Personally, I wish that Robert Knilands didn't act like such a jerk. Perhaps his points would have been taken more seriously. On the other hand, he might note, he got attention, and perhaps would not have had he been more civil. So, again perhaps, Knilands simply stands as a representative of the Internet media age, one that cannot fully meld its longings for the standards of old with its desire to be included in the new, and thus, as did Obi-wan, wishes this were a more civilized age as it tries to deal with the empire instead of the republic, and often ends up light-sabering its own foot as a result.

Wednesday, May 5, 2010

Return to: Old Department Store Building of the (Week)


When times got overwhelming last year I stopped doing looks at old department stores -- stopping, I believe, in Lancaster, Pa., with Watt & Shand. In recent weeks I've encountered people who were fans of that feature, so I'm going to bring it back. I wanted to do so with Lebanon, Pa., home of what I believe is the first Bon-Ton store in Pennsylvania -- and one that had nothing to do with the long-lived chain still operating out of York, Pa. -- but alas, both it and the competing Haak Bros. appear to have been torn down.

So here's a look at Fifth Avenue in McKeesport, Pa. To the immediate left of what clearly was a big store, occuping about five buildings, is a much littler red-brick store. (Yes, the really little one.) This store, at 519 Fifth, was Helmstadter Bros., the last surviving locally owned downtown department store in this city best known for steel tubing. Helmstadter's was in a larger store two blocks west of this until the late Depression years.

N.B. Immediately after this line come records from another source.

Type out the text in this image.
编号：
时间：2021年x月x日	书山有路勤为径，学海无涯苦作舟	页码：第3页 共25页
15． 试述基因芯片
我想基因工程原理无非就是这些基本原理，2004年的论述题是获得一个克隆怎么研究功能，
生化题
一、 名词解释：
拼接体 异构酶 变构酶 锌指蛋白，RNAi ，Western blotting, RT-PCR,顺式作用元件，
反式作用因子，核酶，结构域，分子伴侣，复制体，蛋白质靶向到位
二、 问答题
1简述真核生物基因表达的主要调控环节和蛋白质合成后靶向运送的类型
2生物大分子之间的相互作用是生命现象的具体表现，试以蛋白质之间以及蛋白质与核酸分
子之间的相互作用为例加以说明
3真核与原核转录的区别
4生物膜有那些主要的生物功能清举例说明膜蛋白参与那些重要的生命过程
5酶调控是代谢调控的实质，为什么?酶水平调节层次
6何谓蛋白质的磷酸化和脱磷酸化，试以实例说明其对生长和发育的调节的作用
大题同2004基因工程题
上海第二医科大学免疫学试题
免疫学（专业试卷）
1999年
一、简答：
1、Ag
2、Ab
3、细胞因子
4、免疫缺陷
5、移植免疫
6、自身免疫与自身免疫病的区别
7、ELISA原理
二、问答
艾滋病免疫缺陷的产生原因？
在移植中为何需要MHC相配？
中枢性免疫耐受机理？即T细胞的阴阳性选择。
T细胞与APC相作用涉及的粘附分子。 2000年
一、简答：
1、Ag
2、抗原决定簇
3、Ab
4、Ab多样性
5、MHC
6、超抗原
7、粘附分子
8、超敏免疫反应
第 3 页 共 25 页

McKeesport had a very strung-out downtown. It was four blocks west from here to what was its largest store, the Famous Store, and the main hotel was even farther west of that. The Famous Store was owned by a group of Pittsburgh merchants named Weil, Goldsmith, and Katz. When they retired, they sold it to a local discount chain called Misco, under whose operation it quickly closed. The much smaller Helmstadter's kept going into a second generation of family ownership.

McKeesport is a very odd place in terms of its physical layout. The downtown was adjacent to the tube works, and then a good bit away, up a hill, was the library and some large churches -- it almost felt like a different city. Neighborhoods changed from blue-collar to managerial almost in mid-block. Also, it has a long street named Jenny Lind Avenue. It's hard to get a sense of McKeesport as a whole.

Notice now the larger store in the photo above. This was the main store of the G.C. Murphy Co., one of the largest dime-store chains. Murphy's, like Grant's, aimed to be one step above Woolworth's and Kresge's, but was probably still one step below Newberry's.

For me, growing up, going to the dime store meant Murphy's, as they had stores in downtown Indianapolis, in Broad Ripple and at Glendale Center. My grandmother would buy chicken parts for frying there. I remember the Double K nut stands as well, with their revolving trays and heat lights, and the birds and hamsters on sale. Other than chicken, AMF and Revell car model sets, and things like needles, I can't remember if we actually bought anything at Murphy's, but even though there were a Grant's, a Kresge's, and two Woolworth's downtown, along with a local chain called Danner's all around town, we only traded with Murphy's in the dime-store category. (We didn't have Kress, or Green's, but how much of the decline of downtowns was related to the vast amount of space vacated by dime stores as they moved to strip centers and then fell before discounters?)

Not that this matters to anyone else, but it was exciting for me to walk by this building and see that, even though vacant, it still bore signs saying it was the headquarters of the G.C. Murphy Co. I suddenly wanted fried chicken and cashews.